Unfortunately, despite increased commitments and improved policies, young people in Ethiopia still encounter both structural and social barriers to accessing family planning and reproductive health information, care, and services.  For example, Ethiopian women aged 15-19 still have a high unmet need for contraception whether they are unmarried and sexually active (37%) or are married (33%). Formal sexuality education is often not provided to young people, particularly girls, in school, and discussions on reproductive health rarely happen between young people and their parents. For adolescents in Ethiopia, information on reproductive health is largely shared through friends, but this information is often inaccurate and perpetuates myths.

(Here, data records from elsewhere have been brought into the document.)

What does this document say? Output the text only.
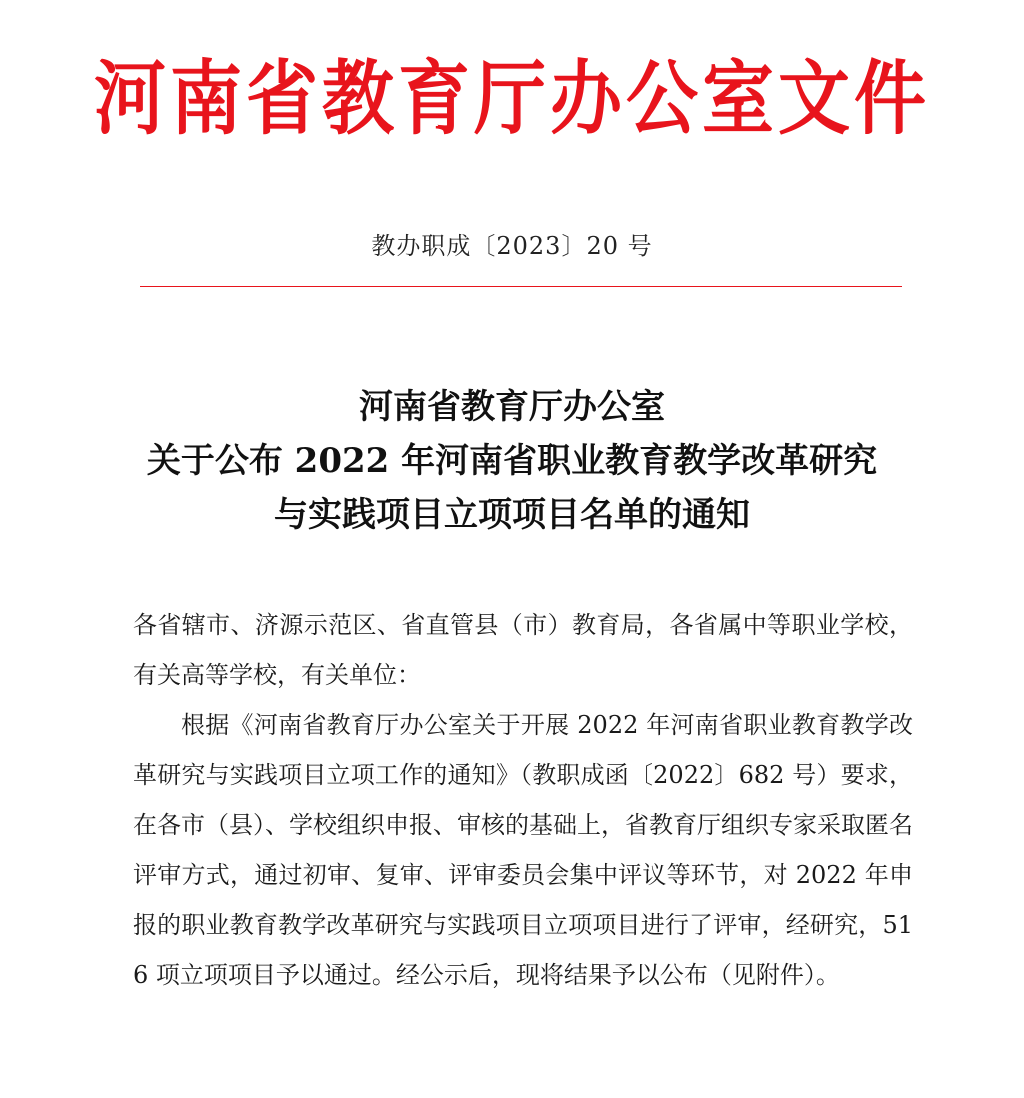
河南省教育厅办公室文件
教办职成〔2023〕20 号
河南省教育厅办公室
关于公布 2022 年河南省职业教育教学改革研究
与实践项目立项项目名单的通知

各省辖市、济源示范区、省直管县（市）教育局，各省属中等职业学校，有关高等学校，有关单位：

根据《河南省教育厅办公室关于开展 2022 年河南省职业教育教学改革研究与实践项目立项工作的通知》（教职成函〔2022〕682 号）要求，在各市（县）、学校组织申报、审核的基础上，省教育厅组织专家采取匿名评审方式，通过初审、复审、评审委员会集中评议等环节，对 2022 年申报的职业教育教学改革研究与实践项目立项项目进行了评审，经研究，516 项立项项目予以通过。经公示后，现将结果予以公布（见附件）。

Earlier this year, I had the opportunity to speak with a health care worker in Sendafa, a rural town about 40 kilometers outside of Addis Ababa. She confirmed that young people travel to the next community to access contraceptives out of fear of being recognized and stigmatized in their own communities. The burden of travel means that as a result, fewer young people can access accurate information and contraceptives from a trained health care provider. If a young person is able to scrounge together the resources to travel to receive these services, their choice of methods is very limited—Health Extension workers can only offer oral contraceptive pills and condoms.

Ethiopia’s experience with the Health Extension Program illustrates that the hardest-to-reach populations are not necessarily the most distant and that expanded care without the guarantee of quality, non-judgmental services means little in the case of youth. More must be done to reduce the stigma around young people accessing contraceptive commodities in their own community and to ensure that, if they choose, they can access a broader range of methods.

The Ethiopian Government has made commitments to increasing reproductive health information, care, and services to adolescents at the global level and has begun to translate those commitments to national-level policies. However, it must ensure that policies address not only physical access to contraceptives but also societal norms that restrict young people’s access to contraceptives. Ensuring that correct information from a trusted source and quality services are readily available to young people is essential to meeting their reproductive health needs.